There are three main varieties of temple in Tawian: Buddhist, Taoist and Confucius temples- reflecting Taiwan's religious make-up. For full information on Taiwan's Religions click here Religion in Taiwan.
During the 50 year Japanese occupation of Taiwan there was widespread persecution of Taoism- seen as the embodiment of Chinese culture- which meant that Taoists had to secretly worship in Buddhist temples.
This wonderful example of tolerance and acceptance gave birth to Taiwan's unique blend of Buddhist and Taoist belief- and the physical merging of the two temples into single structures.
Individual Taoist and Buddhist temples and separate, simpler Confucius temples are also found, although in some temples, Confucian portraits are found alongside Buddhist and Taoist shrines, merging all three faiths into a single place of worship.
Traveling through Taiwan you will find temples at every turn, each one a unique place that plays a vibrant role in the life and soul of modern Taiwan.
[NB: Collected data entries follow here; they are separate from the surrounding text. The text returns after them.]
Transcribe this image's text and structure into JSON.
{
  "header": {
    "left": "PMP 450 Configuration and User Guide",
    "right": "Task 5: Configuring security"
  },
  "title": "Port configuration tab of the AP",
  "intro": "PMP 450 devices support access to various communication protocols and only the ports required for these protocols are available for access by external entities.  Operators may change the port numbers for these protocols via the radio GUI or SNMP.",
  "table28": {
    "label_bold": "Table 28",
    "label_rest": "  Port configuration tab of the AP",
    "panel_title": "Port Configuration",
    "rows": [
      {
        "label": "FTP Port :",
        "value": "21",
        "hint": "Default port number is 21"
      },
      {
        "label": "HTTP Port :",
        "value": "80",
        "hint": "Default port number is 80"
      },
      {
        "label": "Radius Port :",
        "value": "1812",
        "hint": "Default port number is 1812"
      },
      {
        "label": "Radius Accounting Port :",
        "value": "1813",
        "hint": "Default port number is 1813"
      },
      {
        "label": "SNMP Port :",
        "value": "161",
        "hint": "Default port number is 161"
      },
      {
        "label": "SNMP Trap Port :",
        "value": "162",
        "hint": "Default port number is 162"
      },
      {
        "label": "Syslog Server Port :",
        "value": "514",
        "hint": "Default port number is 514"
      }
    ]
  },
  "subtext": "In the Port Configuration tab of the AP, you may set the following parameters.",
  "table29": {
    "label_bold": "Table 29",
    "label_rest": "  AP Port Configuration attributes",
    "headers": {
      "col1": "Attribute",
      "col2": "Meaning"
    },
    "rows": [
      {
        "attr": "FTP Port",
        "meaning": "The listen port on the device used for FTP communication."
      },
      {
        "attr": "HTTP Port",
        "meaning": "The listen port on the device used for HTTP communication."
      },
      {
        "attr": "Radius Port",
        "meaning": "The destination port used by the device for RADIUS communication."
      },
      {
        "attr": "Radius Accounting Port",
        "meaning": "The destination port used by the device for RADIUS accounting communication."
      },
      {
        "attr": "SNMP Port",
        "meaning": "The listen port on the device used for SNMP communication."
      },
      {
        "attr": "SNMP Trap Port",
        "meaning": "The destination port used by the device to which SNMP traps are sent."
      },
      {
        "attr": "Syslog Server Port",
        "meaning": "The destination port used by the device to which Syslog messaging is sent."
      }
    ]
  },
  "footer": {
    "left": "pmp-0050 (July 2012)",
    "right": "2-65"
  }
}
Taoist Temples tend to be bright and colourful structures, with broad curving roofs that are adorned with divine figures and traditional symbols of luck such as dragons and carp.
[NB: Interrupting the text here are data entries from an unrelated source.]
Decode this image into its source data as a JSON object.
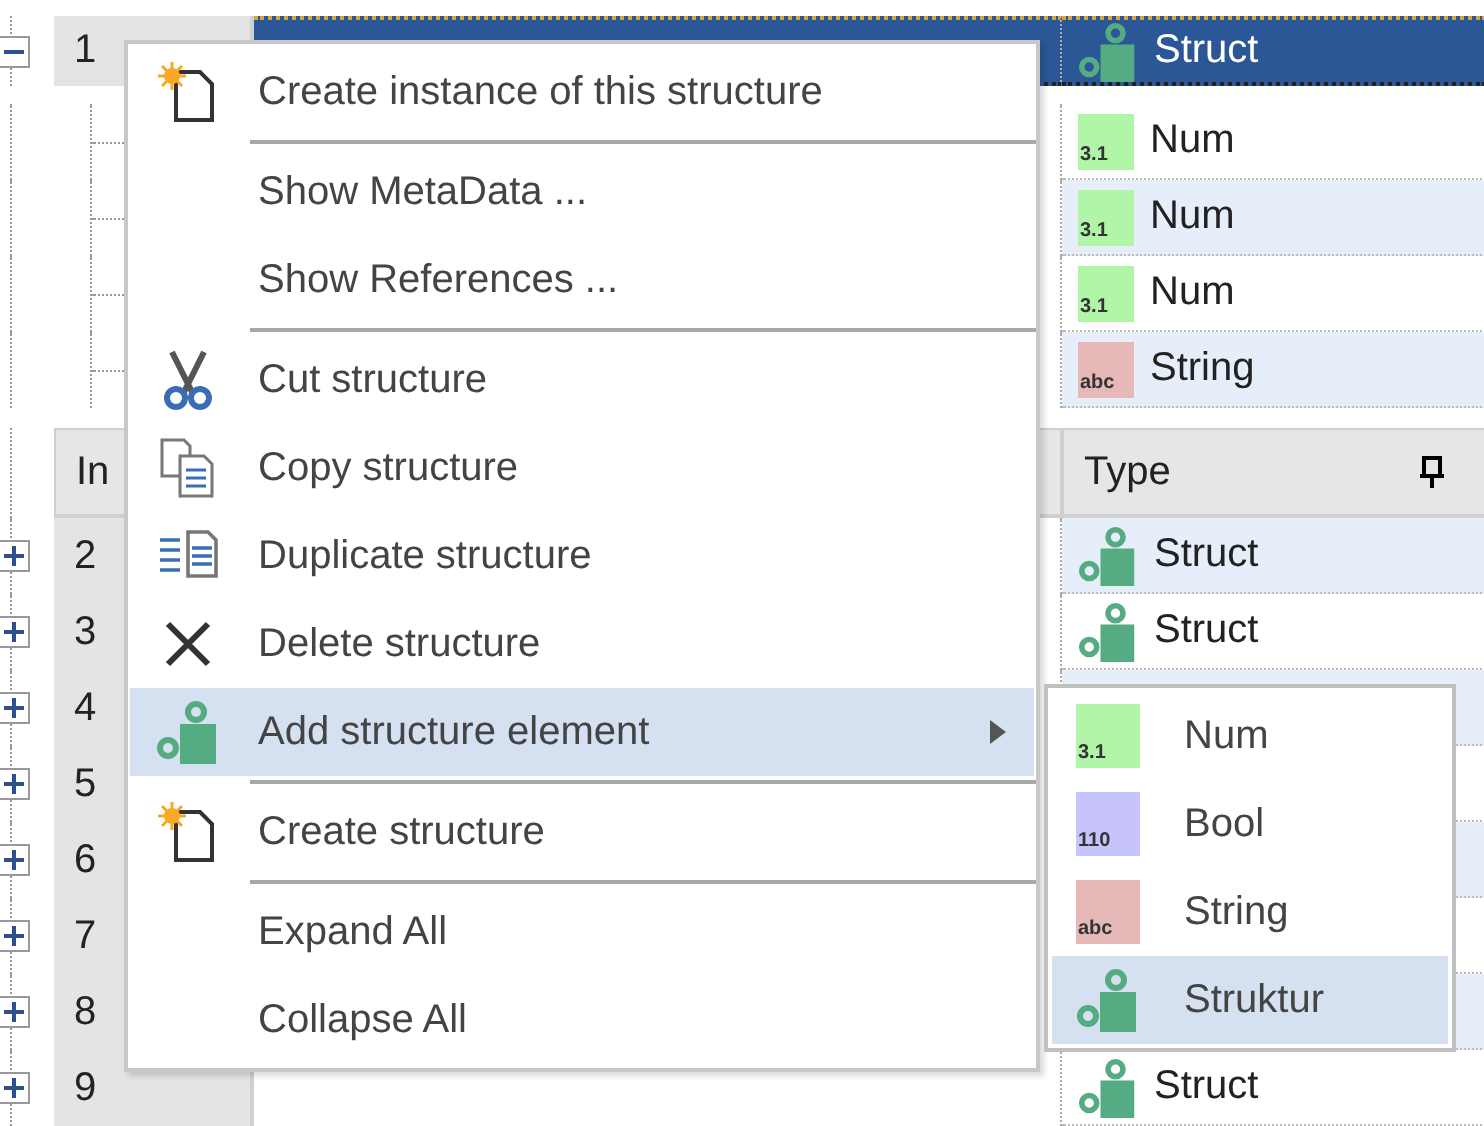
{
  "grid": {
    "expanded_row": {
      "index": "1",
      "type": "Struct",
      "kind": "struct",
      "selected": true,
      "expanded": true
    },
    "children": [
      {
        "type": "Num",
        "kind": "num",
        "badge": "3.1"
      },
      {
        "type": "Num",
        "kind": "num",
        "badge": "3.1"
      },
      {
        "type": "Num",
        "kind": "num",
        "badge": "3.1"
      },
      {
        "type": "String",
        "kind": "string",
        "badge": "abc"
      }
    ],
    "header": {
      "index": "In",
      "type": "Type"
    },
    "rows": [
      {
        "index": "2",
        "type": "Struct",
        "kind": "struct",
        "expanded": false
      },
      {
        "index": "3",
        "type": "Struct",
        "kind": "struct",
        "expanded": false
      },
      {
        "index": "4",
        "expanded": false
      },
      {
        "index": "5",
        "expanded": false
      },
      {
        "index": "6",
        "expanded": false
      },
      {
        "index": "7",
        "expanded": false
      },
      {
        "index": "8",
        "expanded": false
      },
      {
        "index": "9",
        "type": "Struct",
        "kind": "struct",
        "expanded": false
      }
    ]
  },
  "context_menu": {
    "items": [
      {
        "kind": "new",
        "label": "Create instance of this structure",
        "selected": false
      },
      {
        "kind": "separator"
      },
      {
        "kind": "plain",
        "label": "Show MetaData ...",
        "selected": false
      },
      {
        "kind": "plain",
        "label": "Show References ...",
        "selected": false
      },
      {
        "kind": "separator"
      },
      {
        "kind": "cut",
        "label": "Cut structure",
        "selected": false
      },
      {
        "kind": "copy",
        "label": "Copy structure",
        "selected": false
      },
      {
        "kind": "duplicate",
        "label": "Duplicate structure",
        "selected": false
      },
      {
        "kind": "delete",
        "label": "Delete structure",
        "selected": false
      },
      {
        "kind": "struct",
        "label": "Add structure element",
        "selected": true,
        "submenu": true
      },
      {
        "kind": "separator"
      },
      {
        "kind": "new",
        "label": "Create structure",
        "selected": false
      },
      {
        "kind": "separator"
      },
      {
        "kind": "plain",
        "label": "Expand All",
        "selected": false
      },
      {
        "kind": "plain",
        "label": "Collapse All",
        "selected": false
      }
    ]
  },
  "submenu": {
    "items": [
      {
        "kind": "num",
        "badge": "3.1",
        "label": "Num",
        "selected": false
      },
      {
        "kind": "bool",
        "badge": "110",
        "label": "Bool",
        "selected": false
      },
      {
        "kind": "string",
        "badge": "abc",
        "label": "String",
        "selected": false
      },
      {
        "kind": "struct",
        "label": "Struktur",
        "selected": true
      }
    ]
  }
}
While the temples do not have resident monks or nuns, they are often filled with devotees, and are used as the base for many ceremonies ranging from parades to exorcisms. Taoist ceremonies are as brash and colorful as their temples, with music, chanting and firecrackers.
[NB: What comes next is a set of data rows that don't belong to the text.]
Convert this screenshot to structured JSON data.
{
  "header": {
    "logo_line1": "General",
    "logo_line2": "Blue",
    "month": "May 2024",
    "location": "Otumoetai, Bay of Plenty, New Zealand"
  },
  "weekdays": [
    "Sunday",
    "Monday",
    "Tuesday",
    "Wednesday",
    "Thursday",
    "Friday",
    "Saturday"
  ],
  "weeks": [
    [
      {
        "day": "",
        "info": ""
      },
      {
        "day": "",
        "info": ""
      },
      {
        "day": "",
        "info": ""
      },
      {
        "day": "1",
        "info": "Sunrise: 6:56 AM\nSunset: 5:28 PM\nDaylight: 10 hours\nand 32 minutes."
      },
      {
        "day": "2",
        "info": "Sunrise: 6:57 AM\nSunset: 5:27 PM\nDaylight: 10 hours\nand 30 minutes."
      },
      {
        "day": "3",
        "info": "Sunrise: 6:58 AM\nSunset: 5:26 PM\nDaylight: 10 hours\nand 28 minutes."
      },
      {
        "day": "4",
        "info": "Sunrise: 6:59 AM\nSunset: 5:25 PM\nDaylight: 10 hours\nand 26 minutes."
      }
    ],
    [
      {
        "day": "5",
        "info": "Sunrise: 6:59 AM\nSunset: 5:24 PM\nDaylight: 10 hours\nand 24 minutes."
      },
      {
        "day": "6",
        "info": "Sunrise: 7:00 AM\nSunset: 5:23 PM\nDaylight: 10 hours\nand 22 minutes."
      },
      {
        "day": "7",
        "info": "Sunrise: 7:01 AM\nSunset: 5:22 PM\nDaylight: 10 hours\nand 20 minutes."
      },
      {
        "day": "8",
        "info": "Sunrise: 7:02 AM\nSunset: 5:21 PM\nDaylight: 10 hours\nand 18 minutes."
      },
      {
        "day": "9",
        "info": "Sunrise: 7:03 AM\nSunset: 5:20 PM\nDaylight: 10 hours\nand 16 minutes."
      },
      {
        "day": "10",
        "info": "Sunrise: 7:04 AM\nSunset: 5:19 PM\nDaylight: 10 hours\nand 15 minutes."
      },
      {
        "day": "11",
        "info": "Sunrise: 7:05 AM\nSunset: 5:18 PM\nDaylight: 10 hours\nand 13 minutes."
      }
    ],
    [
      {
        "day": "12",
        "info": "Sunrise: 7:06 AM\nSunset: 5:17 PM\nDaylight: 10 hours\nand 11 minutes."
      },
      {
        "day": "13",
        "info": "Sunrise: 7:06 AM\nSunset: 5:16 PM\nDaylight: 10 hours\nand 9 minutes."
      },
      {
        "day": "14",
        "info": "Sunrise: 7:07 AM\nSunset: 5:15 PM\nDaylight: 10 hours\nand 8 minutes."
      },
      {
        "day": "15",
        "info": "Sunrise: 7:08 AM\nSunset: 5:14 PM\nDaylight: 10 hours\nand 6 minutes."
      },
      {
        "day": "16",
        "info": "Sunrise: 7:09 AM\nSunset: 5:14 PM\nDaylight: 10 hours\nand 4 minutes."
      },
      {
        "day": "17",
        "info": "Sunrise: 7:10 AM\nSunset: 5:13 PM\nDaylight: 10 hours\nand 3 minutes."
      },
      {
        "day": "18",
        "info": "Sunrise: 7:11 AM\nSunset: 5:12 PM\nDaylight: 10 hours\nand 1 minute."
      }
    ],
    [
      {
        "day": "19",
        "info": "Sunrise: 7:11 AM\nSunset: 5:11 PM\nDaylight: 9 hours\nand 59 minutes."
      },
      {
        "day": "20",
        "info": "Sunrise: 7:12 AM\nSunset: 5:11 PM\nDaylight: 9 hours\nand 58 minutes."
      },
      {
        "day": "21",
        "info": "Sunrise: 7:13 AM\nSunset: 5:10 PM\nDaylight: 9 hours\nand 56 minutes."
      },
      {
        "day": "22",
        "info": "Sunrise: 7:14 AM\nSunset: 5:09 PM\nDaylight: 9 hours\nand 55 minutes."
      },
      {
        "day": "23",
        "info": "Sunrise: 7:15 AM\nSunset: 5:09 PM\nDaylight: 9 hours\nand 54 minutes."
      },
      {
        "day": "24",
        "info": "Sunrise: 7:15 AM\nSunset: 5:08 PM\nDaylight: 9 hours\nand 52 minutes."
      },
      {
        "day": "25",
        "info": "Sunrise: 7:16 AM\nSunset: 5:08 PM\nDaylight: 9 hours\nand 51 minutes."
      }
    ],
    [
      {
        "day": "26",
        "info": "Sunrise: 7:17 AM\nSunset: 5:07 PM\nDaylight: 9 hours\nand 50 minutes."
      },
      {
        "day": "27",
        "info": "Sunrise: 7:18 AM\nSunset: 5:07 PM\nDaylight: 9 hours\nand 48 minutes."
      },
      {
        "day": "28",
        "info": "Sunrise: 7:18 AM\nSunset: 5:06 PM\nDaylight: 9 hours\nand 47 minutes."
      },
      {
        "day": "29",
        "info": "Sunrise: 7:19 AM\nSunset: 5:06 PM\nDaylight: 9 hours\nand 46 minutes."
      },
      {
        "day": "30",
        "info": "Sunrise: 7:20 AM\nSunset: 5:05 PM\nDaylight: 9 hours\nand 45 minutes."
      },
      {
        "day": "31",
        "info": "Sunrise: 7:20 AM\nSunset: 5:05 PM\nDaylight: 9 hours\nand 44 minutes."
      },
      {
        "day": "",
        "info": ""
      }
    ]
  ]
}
The central area of a Taoist temple is a large oven, where sacrificial "Ghost Money" is burnt as an offering to ancestral spirits.
One of the main Tao deities is Matsu- the goddess of the sea, who protects and blesses fisherman and sailors and is often prayed to by those embarking on a long journey over the sea. Her image is seen throughout most of Taiwan???s Taoist temples. Also often seen is the bright red faced Kuankung, a deified version of a famed warrior who lived in the 3rd Century.
The entrance to a Taiwanese Buddhist Temple is usually guarded by a pair of warrior statues, each armed with an axe. Most temple structures incorporate a Pagoda, used as a storage house for religious relics and for the ashes of deceased devotees.
Inside, the temples are places of peace and quiet, with some form of representation of Buddha, often flanked by a pair of saints.
Other deities represented include Kuanyin, the Goddess of Mercy and Shihchia, the personification of Buddha.
Larger Buddhist temples are usually also monasteries with resident monks who take care of the temple and its gardens, Some Taiwanese monasteries offer accommodation to pilgrims and travelers.
Compared to a Taoist or Buddhist Temple, a Confucius temple is a very simple, austere place, with little decoration and no deities or holy figures. It is a place for quiet contemplation, and there is no burning of incense or blasting of fireworks.
Once a year on 28 September- Confucius??? Birthday- a simple ceremony is held in Confucius temples. The short ceremony is held at around 4am, and involves a simple single sacrifice.